In Lost Illusions Balzac remarks that "there are lives in which chance plays no part"--such that those "despair[ing] of a life become stale and unprofitable in the present" find no relief in "outlook for the future," having as they do "nothing to look for, nothing to expect from chance."

Writing of one particular character that matter of chance comes up again and again, with that specific word "chance" coming up at least three dozen times in the text. Certainly as discussed here again and again chance means the "lucky break," the "big break," that make for high position and glorious careers of the kind that have the conventional conformist idiot most people with any sort of public platform seem to be taking mediocrities are superhumans of Renaissance Man versatility--as people who might prove themselves actual geniuses go through their lives thought idiots and treated as worthless because they were among those in whose lives chance played no part.

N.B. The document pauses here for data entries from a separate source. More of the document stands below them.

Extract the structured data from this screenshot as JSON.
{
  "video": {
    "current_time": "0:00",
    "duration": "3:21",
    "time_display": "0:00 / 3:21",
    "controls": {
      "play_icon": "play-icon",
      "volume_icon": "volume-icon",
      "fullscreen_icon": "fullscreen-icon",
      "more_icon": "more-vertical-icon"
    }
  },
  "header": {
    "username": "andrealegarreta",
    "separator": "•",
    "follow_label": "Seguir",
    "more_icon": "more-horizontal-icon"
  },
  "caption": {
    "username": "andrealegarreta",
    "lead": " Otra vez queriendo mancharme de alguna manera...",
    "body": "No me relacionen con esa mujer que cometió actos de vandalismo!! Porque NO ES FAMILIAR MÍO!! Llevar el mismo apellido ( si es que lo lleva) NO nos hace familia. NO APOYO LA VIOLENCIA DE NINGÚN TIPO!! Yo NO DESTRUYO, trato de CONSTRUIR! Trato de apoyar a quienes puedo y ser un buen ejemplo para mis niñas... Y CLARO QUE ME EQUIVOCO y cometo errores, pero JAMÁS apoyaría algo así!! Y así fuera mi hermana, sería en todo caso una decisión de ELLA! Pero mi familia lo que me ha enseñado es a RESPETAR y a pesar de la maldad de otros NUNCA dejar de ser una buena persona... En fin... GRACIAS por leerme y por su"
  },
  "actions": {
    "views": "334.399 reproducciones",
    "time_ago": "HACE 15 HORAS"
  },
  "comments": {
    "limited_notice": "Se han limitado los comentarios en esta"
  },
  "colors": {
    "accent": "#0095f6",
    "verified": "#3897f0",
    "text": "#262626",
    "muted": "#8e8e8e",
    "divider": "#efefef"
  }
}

As Balzac made clear here, chances are not at all equally distributed--with chance overwhelmingly enjoyed by the privileged, the connected, the kind of people for whom the activity of "networking" actually has meaning, because they are in a position to network with people who have the power to do something for them, and could be induced to use it, because they in turn can do something for them.

For the rest of the world, alas, "chance" is too likely to simply mean "mischance"; mean disaster striking, and their "becoming a statistic."

Considering their lot I find myself thinking of the self-help drivel about "stepping outside your comfort zone," and "being open to new experiences." As things already are most people are pretty uncomfortable--and unprotected from life's shocks and their terrors, rather than failing to be "open to new experience." What they want, for perfectly good reason, is some comfort, and some protection; some security and some control of the kind of which they have too little, a reality to which the outside-their-comfort-zone-stepping, open-to-experience advice-purveying privileged nitwits are profoundly oblivious.